Quand je viens rendre visite à Marc, on garde toujours le même rituel pour garder cette magie d’une rencontre sans qu’il me voit en homme. Une fois sur place devant sa chambre, je frappe à sa porte, il entrouvre la porte et m’invite à me faufiler directement dans la salle de bains sans que l’on puisse se regarder.

Je me prépare tranquillement, me maquille, ajuste ma perruque, me parfume pour me présenter à lui en bonne chienne à baiser.

Pendant ce temps, Marc boit une bière et se met à son aise sur le lit et s’allonge sur le dos.

Quand je sors de la salle de bains et vient rejoindre Marc sur le lit, il m’embrasse… Nous échangeons des baisers, lèvres et langues.

Je commence à caresser son torse, ses couilles, sa queue qui ne tarde jamais longtemps à durcir, puis ma bouche, mes lèvres s’occupent de ses tétons et descendent s’occuper de son biberon qui est toujours très agréable en bouche. Je n’oublie pas ses couilles que je gobe délicatement et que je roule doucement sous ma langue et son anus que je lèche avec ma langue.

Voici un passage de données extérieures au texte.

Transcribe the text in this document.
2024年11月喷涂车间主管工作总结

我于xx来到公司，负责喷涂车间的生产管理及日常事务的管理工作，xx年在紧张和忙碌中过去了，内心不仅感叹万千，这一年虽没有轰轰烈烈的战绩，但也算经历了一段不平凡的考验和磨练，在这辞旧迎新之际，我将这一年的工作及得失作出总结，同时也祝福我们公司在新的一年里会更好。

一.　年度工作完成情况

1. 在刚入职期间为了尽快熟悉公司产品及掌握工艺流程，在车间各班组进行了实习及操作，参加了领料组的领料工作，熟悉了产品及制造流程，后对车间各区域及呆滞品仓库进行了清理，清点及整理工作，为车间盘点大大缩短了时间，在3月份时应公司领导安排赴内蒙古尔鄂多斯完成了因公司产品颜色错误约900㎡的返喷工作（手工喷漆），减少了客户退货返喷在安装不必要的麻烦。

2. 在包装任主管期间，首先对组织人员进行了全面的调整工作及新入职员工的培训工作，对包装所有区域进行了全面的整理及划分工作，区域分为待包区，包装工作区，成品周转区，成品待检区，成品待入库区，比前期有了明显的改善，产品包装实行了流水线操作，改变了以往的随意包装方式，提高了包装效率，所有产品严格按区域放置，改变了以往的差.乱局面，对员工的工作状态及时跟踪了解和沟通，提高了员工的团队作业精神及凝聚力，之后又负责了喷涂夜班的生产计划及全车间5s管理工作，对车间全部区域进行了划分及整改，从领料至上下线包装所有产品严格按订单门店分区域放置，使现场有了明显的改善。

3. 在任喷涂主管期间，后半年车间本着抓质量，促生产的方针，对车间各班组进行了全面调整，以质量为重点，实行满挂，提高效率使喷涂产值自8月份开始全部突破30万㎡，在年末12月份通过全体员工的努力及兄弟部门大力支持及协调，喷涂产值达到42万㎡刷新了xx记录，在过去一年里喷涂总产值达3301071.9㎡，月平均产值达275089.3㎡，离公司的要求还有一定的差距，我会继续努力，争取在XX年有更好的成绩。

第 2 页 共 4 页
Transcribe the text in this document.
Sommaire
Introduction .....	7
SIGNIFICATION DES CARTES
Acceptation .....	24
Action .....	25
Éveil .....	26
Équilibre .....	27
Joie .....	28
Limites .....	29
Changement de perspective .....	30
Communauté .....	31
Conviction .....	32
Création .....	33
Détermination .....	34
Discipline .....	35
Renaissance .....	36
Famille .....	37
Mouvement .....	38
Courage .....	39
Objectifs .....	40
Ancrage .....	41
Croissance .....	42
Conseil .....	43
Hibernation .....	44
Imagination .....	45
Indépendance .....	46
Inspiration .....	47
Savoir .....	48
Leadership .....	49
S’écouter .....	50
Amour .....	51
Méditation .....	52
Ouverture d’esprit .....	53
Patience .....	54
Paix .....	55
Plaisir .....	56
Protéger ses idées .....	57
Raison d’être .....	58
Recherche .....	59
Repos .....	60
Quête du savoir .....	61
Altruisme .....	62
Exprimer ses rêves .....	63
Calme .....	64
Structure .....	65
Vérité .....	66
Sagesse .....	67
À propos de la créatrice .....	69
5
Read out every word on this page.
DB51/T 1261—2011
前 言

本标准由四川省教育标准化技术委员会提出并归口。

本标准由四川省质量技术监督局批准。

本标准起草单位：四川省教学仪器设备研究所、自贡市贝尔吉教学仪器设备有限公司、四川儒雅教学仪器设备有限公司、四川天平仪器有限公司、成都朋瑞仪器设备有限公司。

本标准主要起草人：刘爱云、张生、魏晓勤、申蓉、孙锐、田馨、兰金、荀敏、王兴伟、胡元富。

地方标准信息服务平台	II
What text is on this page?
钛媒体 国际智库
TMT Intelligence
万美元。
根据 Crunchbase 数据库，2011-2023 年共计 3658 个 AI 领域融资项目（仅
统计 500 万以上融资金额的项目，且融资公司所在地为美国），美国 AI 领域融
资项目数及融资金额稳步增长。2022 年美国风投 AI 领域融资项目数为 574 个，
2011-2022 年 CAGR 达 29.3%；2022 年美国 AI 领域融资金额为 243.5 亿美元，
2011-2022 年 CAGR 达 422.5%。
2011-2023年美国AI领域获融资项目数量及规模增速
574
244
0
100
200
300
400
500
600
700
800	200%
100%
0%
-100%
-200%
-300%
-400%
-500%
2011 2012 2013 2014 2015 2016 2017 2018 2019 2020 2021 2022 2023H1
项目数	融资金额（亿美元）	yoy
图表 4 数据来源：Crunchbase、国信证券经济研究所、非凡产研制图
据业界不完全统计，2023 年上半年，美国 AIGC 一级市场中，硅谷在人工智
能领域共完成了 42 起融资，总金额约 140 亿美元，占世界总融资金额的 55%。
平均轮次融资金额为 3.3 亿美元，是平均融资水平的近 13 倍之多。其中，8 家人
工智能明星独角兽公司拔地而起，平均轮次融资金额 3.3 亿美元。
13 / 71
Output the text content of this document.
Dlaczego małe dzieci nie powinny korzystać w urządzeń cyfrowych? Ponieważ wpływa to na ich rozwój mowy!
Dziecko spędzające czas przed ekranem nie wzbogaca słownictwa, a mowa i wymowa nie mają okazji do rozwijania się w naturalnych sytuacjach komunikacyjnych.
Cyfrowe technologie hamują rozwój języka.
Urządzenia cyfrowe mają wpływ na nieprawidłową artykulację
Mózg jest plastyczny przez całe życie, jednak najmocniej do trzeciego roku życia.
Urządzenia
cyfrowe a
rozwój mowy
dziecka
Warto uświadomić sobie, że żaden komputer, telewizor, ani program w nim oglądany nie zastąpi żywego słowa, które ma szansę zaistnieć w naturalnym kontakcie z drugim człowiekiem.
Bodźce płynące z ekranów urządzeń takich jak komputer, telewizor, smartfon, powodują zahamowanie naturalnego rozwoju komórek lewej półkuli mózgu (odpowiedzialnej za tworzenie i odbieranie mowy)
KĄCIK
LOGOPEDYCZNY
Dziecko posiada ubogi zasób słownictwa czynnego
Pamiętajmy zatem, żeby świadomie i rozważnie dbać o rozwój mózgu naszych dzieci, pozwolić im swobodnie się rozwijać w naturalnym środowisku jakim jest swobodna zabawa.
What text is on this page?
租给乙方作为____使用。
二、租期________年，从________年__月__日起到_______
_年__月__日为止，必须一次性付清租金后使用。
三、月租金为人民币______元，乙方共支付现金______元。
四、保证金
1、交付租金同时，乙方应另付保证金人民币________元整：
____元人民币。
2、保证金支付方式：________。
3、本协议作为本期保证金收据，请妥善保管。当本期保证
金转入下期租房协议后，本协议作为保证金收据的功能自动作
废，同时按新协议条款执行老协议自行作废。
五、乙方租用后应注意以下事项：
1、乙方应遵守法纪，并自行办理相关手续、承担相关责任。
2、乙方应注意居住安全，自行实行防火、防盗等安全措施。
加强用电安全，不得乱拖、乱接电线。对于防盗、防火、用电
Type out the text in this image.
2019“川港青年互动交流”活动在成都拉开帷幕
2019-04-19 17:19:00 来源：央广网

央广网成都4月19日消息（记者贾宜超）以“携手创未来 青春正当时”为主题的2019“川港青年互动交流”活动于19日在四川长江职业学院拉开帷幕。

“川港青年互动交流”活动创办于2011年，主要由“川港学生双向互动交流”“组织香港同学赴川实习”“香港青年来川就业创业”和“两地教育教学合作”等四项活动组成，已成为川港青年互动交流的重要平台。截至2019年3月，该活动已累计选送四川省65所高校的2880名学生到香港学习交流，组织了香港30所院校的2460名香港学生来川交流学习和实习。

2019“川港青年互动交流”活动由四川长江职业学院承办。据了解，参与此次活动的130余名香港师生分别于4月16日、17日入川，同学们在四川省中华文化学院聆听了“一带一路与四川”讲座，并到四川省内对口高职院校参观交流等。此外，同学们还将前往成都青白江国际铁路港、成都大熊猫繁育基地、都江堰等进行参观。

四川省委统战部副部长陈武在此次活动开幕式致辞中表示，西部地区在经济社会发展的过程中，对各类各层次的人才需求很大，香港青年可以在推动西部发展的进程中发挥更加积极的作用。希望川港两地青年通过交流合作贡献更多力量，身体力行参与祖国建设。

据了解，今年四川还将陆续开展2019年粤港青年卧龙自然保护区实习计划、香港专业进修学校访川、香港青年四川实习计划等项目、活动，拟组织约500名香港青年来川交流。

Marc se laisse faire, il se détend …

Pendant que je le biberonne bien délicatement, Marc me caresse et me titille les tétons, mes seins sont à lui, il aime aussi m’introduire un doigt, puis deux, trois, etc … Il me claque les fesses, ce qui à tendance à m’exciter encore plus.

Dès qu’il est bien dur, je me mets en levrette devant lui, croupe bien relevée, genoux repliés sous moi, Marc avance sa queue, et l’introduis entre mes fesses dans ma chatte anale, déjà bien humide d’excitation et très chaude. Sa queue s’enfonce lentement bien à fond. Il entreprend des vas et viens lents, je contracte mes sphincters anaux pour lui procurer un massage de sa queue des plus experts. Sa queue s’enfonce jusqu’à la garde et il rythme les vas et viens à sa guise. Il se détend totalement, ferme les yeux, il se laisse aller, et nous profitons pleinement de cet instant de bonheur sexuel. Ce moment dure un long moment …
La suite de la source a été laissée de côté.